[time-nuts] Low cost synchronization

Poul-Henning Kamp phk at phk.freebsd.dk
Sun Aug 21 18:24:47 UTC 2005


In message <20050821.193225.53123034.cfmd at bredband.net>, Magnus Danielson writes:

>> For the NordPool area (Norway, Sweden, Denmark, Finland) nobody tried to keep
>> the average at 50Hz.
>
>Which is what I recalled that you where saying.

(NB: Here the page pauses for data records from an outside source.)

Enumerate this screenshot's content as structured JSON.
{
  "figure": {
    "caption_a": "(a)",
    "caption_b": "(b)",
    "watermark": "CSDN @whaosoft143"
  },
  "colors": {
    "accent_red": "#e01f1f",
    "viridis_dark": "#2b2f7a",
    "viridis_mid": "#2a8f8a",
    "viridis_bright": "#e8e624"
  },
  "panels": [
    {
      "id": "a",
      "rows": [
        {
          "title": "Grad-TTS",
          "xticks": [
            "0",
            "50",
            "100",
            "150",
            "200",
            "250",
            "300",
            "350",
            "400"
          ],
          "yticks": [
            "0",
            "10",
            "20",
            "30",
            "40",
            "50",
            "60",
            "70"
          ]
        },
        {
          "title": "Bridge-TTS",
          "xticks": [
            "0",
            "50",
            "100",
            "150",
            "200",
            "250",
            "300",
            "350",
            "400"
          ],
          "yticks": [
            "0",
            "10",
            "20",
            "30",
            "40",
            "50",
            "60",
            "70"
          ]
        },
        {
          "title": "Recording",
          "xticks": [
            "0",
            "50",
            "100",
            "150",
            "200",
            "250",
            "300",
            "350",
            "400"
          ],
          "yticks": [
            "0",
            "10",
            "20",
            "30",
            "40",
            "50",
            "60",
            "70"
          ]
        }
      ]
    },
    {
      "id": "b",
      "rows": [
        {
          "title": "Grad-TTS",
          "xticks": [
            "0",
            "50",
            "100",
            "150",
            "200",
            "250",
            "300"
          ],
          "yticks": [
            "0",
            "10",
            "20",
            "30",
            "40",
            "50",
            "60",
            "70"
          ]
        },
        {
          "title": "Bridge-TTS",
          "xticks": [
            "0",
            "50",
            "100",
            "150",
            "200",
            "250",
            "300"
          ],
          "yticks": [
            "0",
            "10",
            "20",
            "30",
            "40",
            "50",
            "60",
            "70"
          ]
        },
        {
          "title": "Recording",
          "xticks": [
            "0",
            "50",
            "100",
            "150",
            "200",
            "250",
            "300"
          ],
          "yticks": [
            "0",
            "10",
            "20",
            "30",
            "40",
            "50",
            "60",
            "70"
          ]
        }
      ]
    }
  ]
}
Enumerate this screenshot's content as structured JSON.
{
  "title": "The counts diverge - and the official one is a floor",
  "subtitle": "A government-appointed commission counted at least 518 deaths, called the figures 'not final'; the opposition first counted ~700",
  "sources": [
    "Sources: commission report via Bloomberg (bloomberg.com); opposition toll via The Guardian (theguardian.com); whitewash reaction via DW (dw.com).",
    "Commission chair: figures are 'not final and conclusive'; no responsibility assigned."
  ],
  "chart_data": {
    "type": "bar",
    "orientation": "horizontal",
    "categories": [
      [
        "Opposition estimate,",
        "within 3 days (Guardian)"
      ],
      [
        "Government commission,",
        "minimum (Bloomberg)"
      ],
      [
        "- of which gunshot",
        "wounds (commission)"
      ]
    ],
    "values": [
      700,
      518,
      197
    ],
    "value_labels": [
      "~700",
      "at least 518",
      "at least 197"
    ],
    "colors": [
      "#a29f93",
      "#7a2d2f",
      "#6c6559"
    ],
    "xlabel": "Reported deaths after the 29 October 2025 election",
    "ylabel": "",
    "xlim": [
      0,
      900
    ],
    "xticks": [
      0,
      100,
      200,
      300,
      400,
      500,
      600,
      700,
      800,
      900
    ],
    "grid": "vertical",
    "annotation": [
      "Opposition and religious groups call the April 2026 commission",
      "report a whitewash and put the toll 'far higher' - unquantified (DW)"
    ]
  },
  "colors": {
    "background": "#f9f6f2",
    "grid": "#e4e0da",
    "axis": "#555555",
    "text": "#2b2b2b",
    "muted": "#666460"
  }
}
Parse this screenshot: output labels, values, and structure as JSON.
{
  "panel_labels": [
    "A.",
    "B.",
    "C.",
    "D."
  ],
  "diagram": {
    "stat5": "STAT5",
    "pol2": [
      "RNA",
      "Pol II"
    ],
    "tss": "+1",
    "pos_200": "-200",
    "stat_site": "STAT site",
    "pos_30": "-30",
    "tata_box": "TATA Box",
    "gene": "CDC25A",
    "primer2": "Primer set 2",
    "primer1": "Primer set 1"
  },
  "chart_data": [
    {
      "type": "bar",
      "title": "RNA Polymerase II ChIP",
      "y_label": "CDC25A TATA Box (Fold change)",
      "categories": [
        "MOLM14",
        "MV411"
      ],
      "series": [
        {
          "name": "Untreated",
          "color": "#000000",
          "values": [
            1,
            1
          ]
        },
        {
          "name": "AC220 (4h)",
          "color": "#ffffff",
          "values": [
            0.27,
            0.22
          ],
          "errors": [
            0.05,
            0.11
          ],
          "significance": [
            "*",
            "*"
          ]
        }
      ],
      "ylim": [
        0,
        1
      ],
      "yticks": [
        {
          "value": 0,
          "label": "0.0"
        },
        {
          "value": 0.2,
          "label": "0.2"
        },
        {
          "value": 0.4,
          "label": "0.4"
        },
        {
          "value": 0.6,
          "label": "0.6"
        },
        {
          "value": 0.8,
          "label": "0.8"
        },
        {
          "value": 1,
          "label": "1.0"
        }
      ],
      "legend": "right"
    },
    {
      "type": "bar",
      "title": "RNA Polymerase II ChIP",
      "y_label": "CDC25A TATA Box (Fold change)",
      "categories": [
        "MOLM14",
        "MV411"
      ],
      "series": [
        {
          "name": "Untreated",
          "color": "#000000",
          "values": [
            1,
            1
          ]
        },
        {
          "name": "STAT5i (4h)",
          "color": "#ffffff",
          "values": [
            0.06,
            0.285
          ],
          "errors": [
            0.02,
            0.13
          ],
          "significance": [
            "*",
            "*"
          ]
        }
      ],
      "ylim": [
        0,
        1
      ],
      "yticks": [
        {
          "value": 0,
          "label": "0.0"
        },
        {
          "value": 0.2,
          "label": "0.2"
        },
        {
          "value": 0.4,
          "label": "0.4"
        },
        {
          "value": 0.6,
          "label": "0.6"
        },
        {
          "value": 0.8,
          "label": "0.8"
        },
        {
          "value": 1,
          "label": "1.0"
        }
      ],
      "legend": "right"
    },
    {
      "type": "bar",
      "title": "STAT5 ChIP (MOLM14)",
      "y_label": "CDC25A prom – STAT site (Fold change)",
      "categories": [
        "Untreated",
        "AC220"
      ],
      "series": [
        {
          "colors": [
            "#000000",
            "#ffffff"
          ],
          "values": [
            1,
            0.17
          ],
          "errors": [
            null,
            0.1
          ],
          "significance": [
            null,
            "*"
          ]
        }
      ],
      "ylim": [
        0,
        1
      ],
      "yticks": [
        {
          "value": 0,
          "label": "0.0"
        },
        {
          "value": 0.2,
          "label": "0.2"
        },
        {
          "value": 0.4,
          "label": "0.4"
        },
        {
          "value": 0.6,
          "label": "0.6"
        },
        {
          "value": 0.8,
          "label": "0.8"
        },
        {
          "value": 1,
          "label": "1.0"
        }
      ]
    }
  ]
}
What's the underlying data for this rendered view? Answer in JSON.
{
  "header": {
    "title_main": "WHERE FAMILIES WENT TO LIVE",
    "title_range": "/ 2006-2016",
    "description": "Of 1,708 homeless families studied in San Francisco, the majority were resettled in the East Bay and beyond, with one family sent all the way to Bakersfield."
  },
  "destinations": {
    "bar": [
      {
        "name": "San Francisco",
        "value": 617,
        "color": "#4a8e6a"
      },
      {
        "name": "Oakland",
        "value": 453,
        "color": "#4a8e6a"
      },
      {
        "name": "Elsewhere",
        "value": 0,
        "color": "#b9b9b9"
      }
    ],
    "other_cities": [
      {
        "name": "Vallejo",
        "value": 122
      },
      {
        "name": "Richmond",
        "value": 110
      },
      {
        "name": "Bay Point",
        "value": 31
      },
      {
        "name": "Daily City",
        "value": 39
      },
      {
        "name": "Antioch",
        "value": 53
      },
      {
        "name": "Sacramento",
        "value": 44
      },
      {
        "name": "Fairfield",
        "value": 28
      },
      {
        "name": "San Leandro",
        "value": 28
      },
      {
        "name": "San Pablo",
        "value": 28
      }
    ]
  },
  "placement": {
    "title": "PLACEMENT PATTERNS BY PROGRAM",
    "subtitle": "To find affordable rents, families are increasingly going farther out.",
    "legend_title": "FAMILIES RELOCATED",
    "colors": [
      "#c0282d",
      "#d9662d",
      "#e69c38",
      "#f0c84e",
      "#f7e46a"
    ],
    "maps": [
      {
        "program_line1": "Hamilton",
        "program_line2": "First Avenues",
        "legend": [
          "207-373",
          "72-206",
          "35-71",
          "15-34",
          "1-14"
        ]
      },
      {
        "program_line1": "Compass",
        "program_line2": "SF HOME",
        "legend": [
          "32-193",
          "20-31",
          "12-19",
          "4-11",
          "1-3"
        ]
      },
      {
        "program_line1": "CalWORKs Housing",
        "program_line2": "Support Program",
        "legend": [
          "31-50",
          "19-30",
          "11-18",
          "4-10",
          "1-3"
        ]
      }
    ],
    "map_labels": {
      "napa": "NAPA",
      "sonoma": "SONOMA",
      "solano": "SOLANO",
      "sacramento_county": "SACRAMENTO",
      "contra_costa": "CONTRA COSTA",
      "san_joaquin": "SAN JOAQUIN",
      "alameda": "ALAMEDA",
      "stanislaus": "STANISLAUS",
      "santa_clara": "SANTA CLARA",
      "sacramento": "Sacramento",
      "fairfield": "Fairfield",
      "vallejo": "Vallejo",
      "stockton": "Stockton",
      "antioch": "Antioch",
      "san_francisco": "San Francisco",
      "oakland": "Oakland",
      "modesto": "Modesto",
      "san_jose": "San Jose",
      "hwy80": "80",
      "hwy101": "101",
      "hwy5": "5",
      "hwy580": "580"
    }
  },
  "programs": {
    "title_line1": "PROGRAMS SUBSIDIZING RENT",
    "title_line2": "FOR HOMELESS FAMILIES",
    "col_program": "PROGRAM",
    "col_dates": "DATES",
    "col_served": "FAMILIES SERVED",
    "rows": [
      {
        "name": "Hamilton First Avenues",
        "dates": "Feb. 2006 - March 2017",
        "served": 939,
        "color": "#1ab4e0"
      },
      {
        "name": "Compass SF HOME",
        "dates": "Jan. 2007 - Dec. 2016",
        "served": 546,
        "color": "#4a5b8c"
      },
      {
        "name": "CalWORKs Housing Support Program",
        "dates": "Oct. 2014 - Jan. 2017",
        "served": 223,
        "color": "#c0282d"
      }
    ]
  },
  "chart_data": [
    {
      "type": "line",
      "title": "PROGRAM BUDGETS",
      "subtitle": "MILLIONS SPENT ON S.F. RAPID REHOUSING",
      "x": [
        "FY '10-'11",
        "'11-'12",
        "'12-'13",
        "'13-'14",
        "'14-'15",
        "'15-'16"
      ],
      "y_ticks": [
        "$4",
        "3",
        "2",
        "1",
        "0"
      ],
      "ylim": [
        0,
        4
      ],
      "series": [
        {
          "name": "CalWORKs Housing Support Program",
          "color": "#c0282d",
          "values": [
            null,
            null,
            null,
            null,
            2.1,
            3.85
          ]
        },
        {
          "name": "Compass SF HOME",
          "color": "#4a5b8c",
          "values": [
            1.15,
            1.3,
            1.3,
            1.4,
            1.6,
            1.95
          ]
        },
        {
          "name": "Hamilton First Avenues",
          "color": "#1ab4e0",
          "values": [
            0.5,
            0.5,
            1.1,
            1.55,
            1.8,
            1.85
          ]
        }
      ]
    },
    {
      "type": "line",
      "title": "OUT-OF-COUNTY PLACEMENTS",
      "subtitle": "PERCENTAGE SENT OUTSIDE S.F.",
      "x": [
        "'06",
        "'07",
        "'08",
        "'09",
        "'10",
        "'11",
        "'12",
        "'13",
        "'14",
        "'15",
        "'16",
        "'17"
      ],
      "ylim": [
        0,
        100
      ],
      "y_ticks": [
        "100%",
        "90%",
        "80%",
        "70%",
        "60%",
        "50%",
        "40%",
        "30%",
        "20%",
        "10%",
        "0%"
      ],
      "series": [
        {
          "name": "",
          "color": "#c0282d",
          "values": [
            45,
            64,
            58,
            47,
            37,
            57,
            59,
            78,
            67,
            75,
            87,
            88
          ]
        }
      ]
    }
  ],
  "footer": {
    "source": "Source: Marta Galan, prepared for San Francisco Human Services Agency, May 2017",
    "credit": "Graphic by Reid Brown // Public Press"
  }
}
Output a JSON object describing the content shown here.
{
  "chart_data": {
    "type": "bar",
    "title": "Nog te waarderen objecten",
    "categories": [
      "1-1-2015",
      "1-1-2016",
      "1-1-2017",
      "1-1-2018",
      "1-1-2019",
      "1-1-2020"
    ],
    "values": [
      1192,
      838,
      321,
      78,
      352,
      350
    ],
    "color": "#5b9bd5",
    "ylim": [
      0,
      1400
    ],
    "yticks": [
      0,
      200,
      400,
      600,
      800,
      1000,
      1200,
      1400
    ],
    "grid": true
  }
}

This is again my point, that
>just because it is in one place, that is not universally true for all places.
>The reasoning why people don't care as much should be fairly evident from the
>discussion so far.

Just got off the phone with a guy who writes for the same paper as me,
has been teaching this stuff for ages.

As a regulation domain gets larger, (and "larger" is measured in
[MW * km * s] in this context), the inherent regulation mechanisms
may develop instabilities for which the only currently known cure
is a external frequency reference.

The reason they don't do that in NordPool is because they don't
think they are big enough to need it *and* because they have a
couple of HVDC lines to other larger regulation domains where they
can dump surplus or pull deficit on very short notice.

However, external frequency references are not the perfect cure because
they tend to trip more generators on faults in the network than the
traditional mostly MVAR (reactive power allocation) based regulations.

He said that the places he knew off that used it, had a two state
mode, in one state, the frequency locked state, the delta-frequency
(not delta-phase!) is limited relative to the external reference, and
an effort to keep the delta-phase low was purely manual.  The other state
gives up on all external references and just tries to avoid a collapse
of the grid.

As usual with big systems, the big problem is that they never get to test
and they're never ready when they get a chance to collect experience :-)

>Also, how do you encode a leapsecond over 50 Hz, 60 Hz or whatever and has it
>been done?

Well, since they don't encode UTC in the first place, they can just encode
leapseconds just like any other second :-)

The interesting thing is that they have been seriously thinking
about transmitting UTC and tarriff information on the grid, but it
looks it is cheaper to just use GPRS mobile phones.

>BTW, measuring the 53rd overtone frequency may not give a clear picture of the
>frequency deviations at the base frequency.

Even worse, it may not be a "real" overtone in the first place, it could be
a PWM tone from some regulated async motor.

-- 
Poul-Henning Kamp       | UNIX since Zilog Zeus 3.20
phk at FreeBSD.ORG         | TCP/IP since RFC 956
FreeBSD committer       | BSD since 4.3-tahoe    
Never attribute to malice what can adequately be explained by incompetence.